THE CUCKOO'S EGG

by Galen Hardesty

Chapter Seventeen

THE RAT WITH A HUNDRED FACES

~*~

Jane and Daria set their trays down across from Jodie's and Mack's. Jodie looked up and said, "Hi, Daria, how's the legal battle going?"

Daria seated herself on the immobile bench with as little awkwardness as she could manage. "Well, Drake's insurance company has appealed. The suit against the drug company could take years, but Mom thinks it'll make me a millionaire before I'm through college. Which would make her one too, of course."

"Wow. Really?"

"I'll believe it when I roll in it. But at the least, it's a big case and a very big case that Mom's brought to the firm. They ought to be enough to get her that partnership."

"If she's as good then as she was this last time, I believe it," Jodie said. "I'm so glad the Drake case was televised. We videotaped the whole thing, and we're going to transfer it to DVD-R, once I figure out how. My mom even enjoyed watching your mom. And we all enjoy watching you."

"Oh, come on. Pull the other one." Daria demurred.

"No, really. I particularly love the part where you're being cross- examined, and you make that famous lawyer look foolish. You were great!"

Daria couldn't help smiling at that memory. She looked down at her plate and tried to force her spork into one of the cafeteria's seemingly bulletproof chicken nuggets. "Well, he asked for it. Apparently a lot of people have seen that part. I've gotten scholarship offers from Vale and Flintston if I want to study law, and they mention the trial."

"That's wonderful, Daria. Are you going to accept?"

"My first impulse was not to, because I want to be a writer. But the more I learn about writing, the more I realize that almost all writers have another source of income, even the so-called 'successful' ones.
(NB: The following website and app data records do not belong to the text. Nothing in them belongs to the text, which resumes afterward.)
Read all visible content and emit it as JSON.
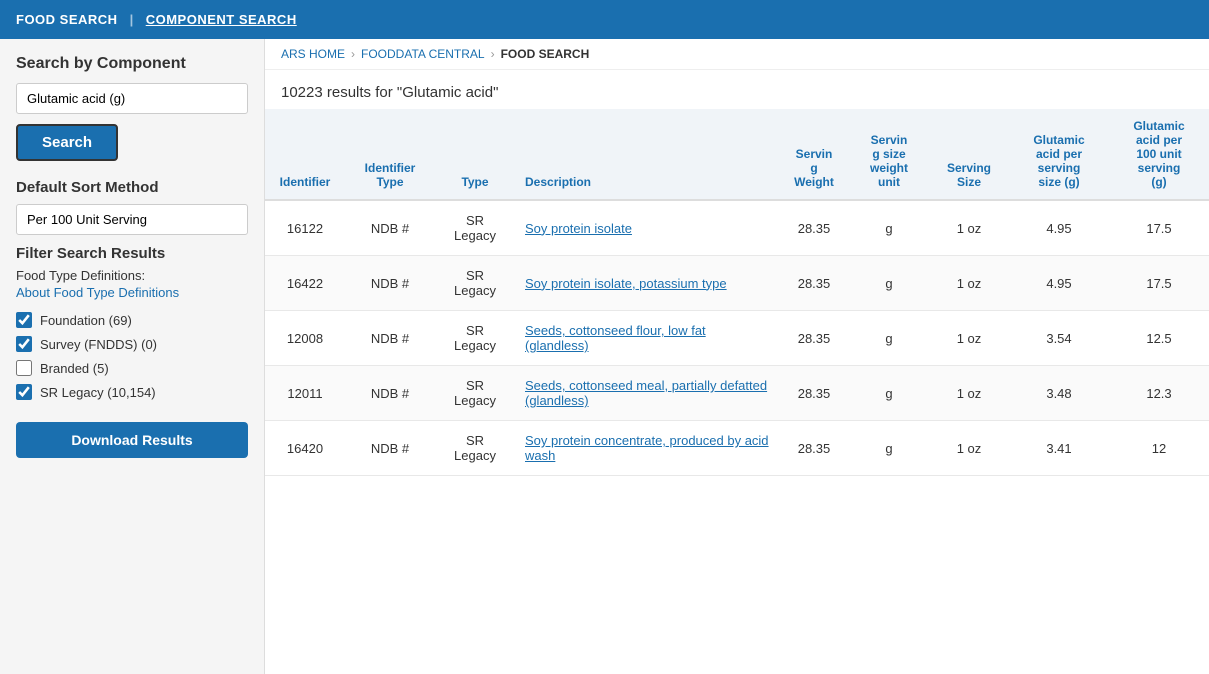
{
  "topnav": {
    "food_search": "FOOD SEARCH",
    "separator": "|",
    "component_search": "COMPONENT SEARCH"
  },
  "breadcrumb": {
    "ars_home": "ARS HOME",
    "fooddata_central": "FOODDATA CENTRAL",
    "food_search": "FOOD SEARCH"
  },
  "results_summary": "10223 results for \"Glutamic acid\"",
  "sidebar": {
    "search_by_component_title": "Search by Component",
    "search_input_value": "Glutamic acid (g)",
    "search_input_placeholder": "Glutamic acid (g)",
    "search_button_label": "Search",
    "default_sort_title": "Default Sort Method",
    "sort_input_value": "Per 100 Unit Serving",
    "filter_title": "Filter Search Results",
    "food_type_label": "Food Type Definitions:",
    "food_type_link": "About Food Type Definitions",
    "checkboxes": [
      {
        "label": "Foundation  (69)",
        "checked": true
      },
      {
        "label": "Survey (FNDDS)  (0)",
        "checked": true
      },
      {
        "label": "Branded  (5)",
        "checked": false
      },
      {
        "label": "SR Legacy  (10,154)",
        "checked": true
      }
    ],
    "download_button_label": "Download Results"
  },
  "table": {
    "headers": [
      "Identifier",
      "Identifier Type",
      "Type",
      "Description",
      "Serving Weight",
      "Serving size weight unit",
      "Serving Size",
      "Glutamic acid per serving size (g)",
      "Glutamic acid per 100 unit serving (g)"
    ],
    "rows": [
      {
        "identifier": "16122",
        "id_type": "NDB #",
        "type": "SR Legacy",
        "description": "Soy protein isolate",
        "desc_link": true,
        "serving_weight": "28.35",
        "ssw_unit": "g",
        "serving_size": "1 oz",
        "ga_per_ss": "4.95",
        "ga_per_100": "17.5"
      },
      {
        "identifier": "16422",
        "id_type": "NDB #",
        "type": "SR Legacy",
        "description": "Soy protein isolate, potassium type",
        "desc_link": true,
        "serving_weight": "28.35",
        "ssw_unit": "g",
        "serving_size": "1 oz",
        "ga_per_ss": "4.95",
        "ga_per_100": "17.5"
      },
      {
        "identifier": "12008",
        "id_type": "NDB #",
        "type": "SR Legacy",
        "description": "Seeds, cottonseed flour, low fat (glandless)",
        "desc_link": true,
        "serving_weight": "28.35",
        "ssw_unit": "g",
        "serving_size": "1 oz",
        "ga_per_ss": "3.54",
        "ga_per_100": "12.5"
      },
      {
        "identifier": "12011",
        "id_type": "NDB #",
        "type": "SR Legacy",
        "description": "Seeds, cottonseed meal, partially defatted (glandless)",
        "desc_link": true,
        "serving_weight": "28.35",
        "ssw_unit": "g",
        "serving_size": "1 oz",
        "ga_per_ss": "3.48",
        "ga_per_100": "12.3"
      },
      {
        "identifier": "16420",
        "id_type": "NDB #",
        "type": "SR Legacy",
        "description": "Soy protein concentrate, produced by acid wash",
        "desc_link": true,
        "serving_weight": "28.35",
        "ssw_unit": "g",
        "serving_size": "1 oz",
        "ga_per_ss": "3.41",
        "ga_per_100": "12"
      }
    ]
  }
}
And many writers who can support themselves by their writing alone are writing about some field that they have expertise in. There are a lot of books, articles, and columns written about the law and laws and court cases. A lot of TV and movie scripts, too. And that's before you even mention politics. An aspiring writer could do worse than study law, and a scholarship to the Vale school of Law isn't to be turned down lightly. I'll have to think about it." Daria sighed, laid down her spork, and picked up the nugget with her fingers. "How are those other kids who went off Drake's prescriptions?"
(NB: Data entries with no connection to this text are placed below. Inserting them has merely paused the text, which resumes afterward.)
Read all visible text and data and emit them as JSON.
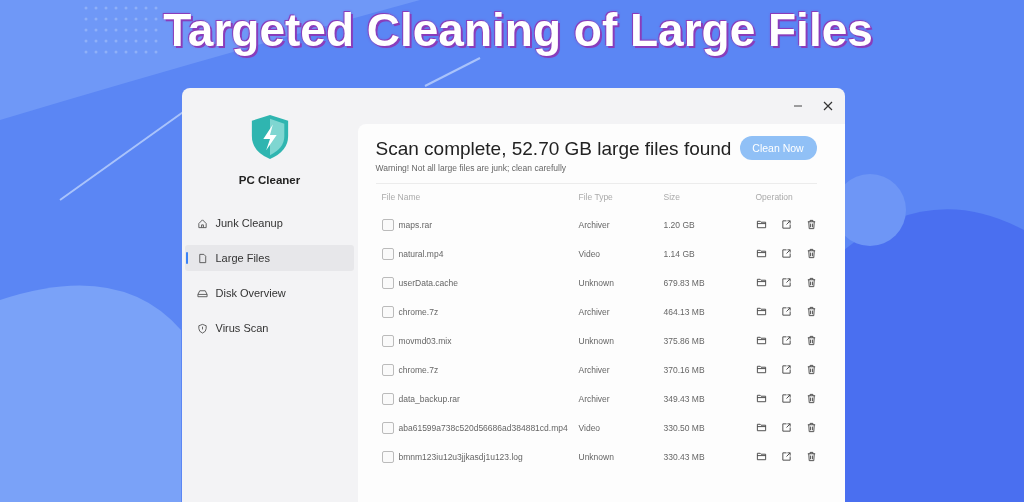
{
  "headline": "Targeted Cleaning of Large Files",
  "app": {
    "name": "PC Cleaner",
    "nav": [
      {
        "label": "Junk Cleanup",
        "kind": "home",
        "selected": false
      },
      {
        "label": "Large Files",
        "kind": "file",
        "selected": true
      },
      {
        "label": "Disk Overview",
        "kind": "disk",
        "selected": false
      },
      {
        "label": "Virus Scan",
        "kind": "shield",
        "selected": false
      }
    ],
    "title": "Scan complete, 52.70 GB large files found",
    "warning": "Warning! Not all large files are junk; clean carefully",
    "clean_button": "Clean Now",
    "columns": [
      "File Name",
      "File Type",
      "Size",
      "Operation"
    ],
    "rows": [
      {
        "name": "maps.rar",
        "type": "Archiver",
        "size": "1.20 GB",
        "checked": false
      },
      {
        "name": "natural.mp4",
        "type": "Video",
        "size": "1.14 GB",
        "checked": false
      },
      {
        "name": "userData.cache",
        "type": "Unknown",
        "size": "679.83 MB",
        "checked": false
      },
      {
        "name": "chrome.7z",
        "type": "Archiver",
        "size": "464.13 MB",
        "checked": false
      },
      {
        "name": "movmd03.mix",
        "type": "Unknown",
        "size": "375.86 MB",
        "checked": false
      },
      {
        "name": "chrome.7z",
        "type": "Archiver",
        "size": "370.16 MB",
        "checked": false
      },
      {
        "name": "data_backup.rar",
        "type": "Archiver",
        "size": "349.43 MB",
        "checked": false
      },
      {
        "name": "aba61599a738c520d56686ad384881cd.mp4",
        "type": "Video",
        "size": "330.50 MB",
        "checked": false
      },
      {
        "name": "bmnm123iu12u3jjkasdj1u123.log",
        "type": "Unknown",
        "size": "330.43 MB",
        "checked": false
      }
    ]
  }
}
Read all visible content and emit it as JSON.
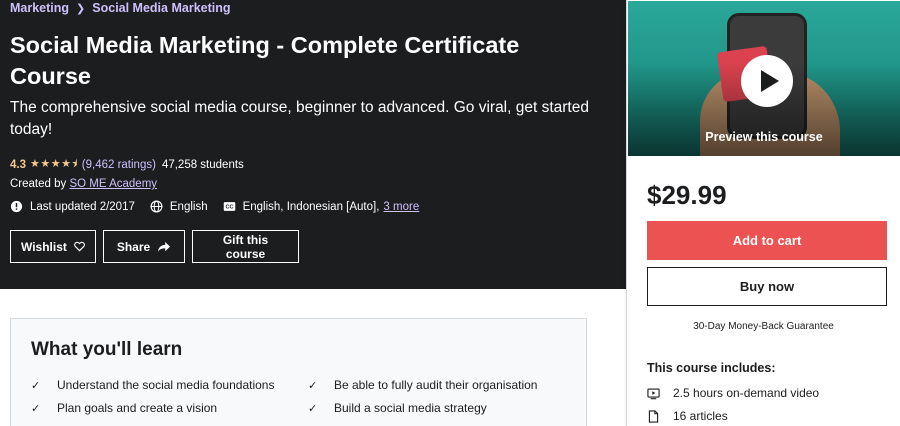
{
  "breadcrumb": {
    "items": [
      "Marketing",
      "Social Media Marketing"
    ]
  },
  "course": {
    "title": "Social Media Marketing - Complete Certificate Course",
    "subtitle": "The comprehensive social media course, beginner to advanced. Go viral, get started today!",
    "rating": "4.3",
    "stars_icon": "star-rating-icon",
    "ratings_count": "(9,462 ratings)",
    "students": "47,258 students",
    "created_by_label": "Created by",
    "author": "SO ME Academy",
    "last_updated": "Last updated 2/2017",
    "language": "English",
    "captions": "English, Indonesian [Auto],",
    "captions_more": "3 more"
  },
  "actions": {
    "wishlist": "Wishlist",
    "share": "Share",
    "gift": "Gift this course"
  },
  "learn": {
    "title": "What you'll learn",
    "items": [
      "Understand the social media foundations",
      "Be able to fully audit their organisation",
      "Plan goals and create a vision",
      "Build a social media strategy"
    ]
  },
  "sidebar": {
    "preview_label": "Preview this course",
    "price": "$29.99",
    "add_to_cart": "Add to cart",
    "buy_now": "Buy now",
    "guarantee": "30-Day Money-Back Guarantee",
    "includes_title": "This course includes:",
    "includes": [
      "2.5 hours on-demand video",
      "16 articles"
    ]
  },
  "colors": {
    "hero_bg": "#1c1d1f",
    "link_purple": "#cec0fc",
    "star": "#f3ca8c",
    "cart": "#ec5252"
  }
}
Jodie thought a minute. "Well, Tiffany is a totally different person. She's doing much better in all her classes. She was pretty cranky for a week or so, and she still doesn't take any crap from anybody, but she's a lot more interesting now."

Daria smiled. "Yeah, I noticed. She's more like I remember her from when I first moved here. Quinn said she bit Sandi's head off, and Sandi's been walking on eggs around her ever since."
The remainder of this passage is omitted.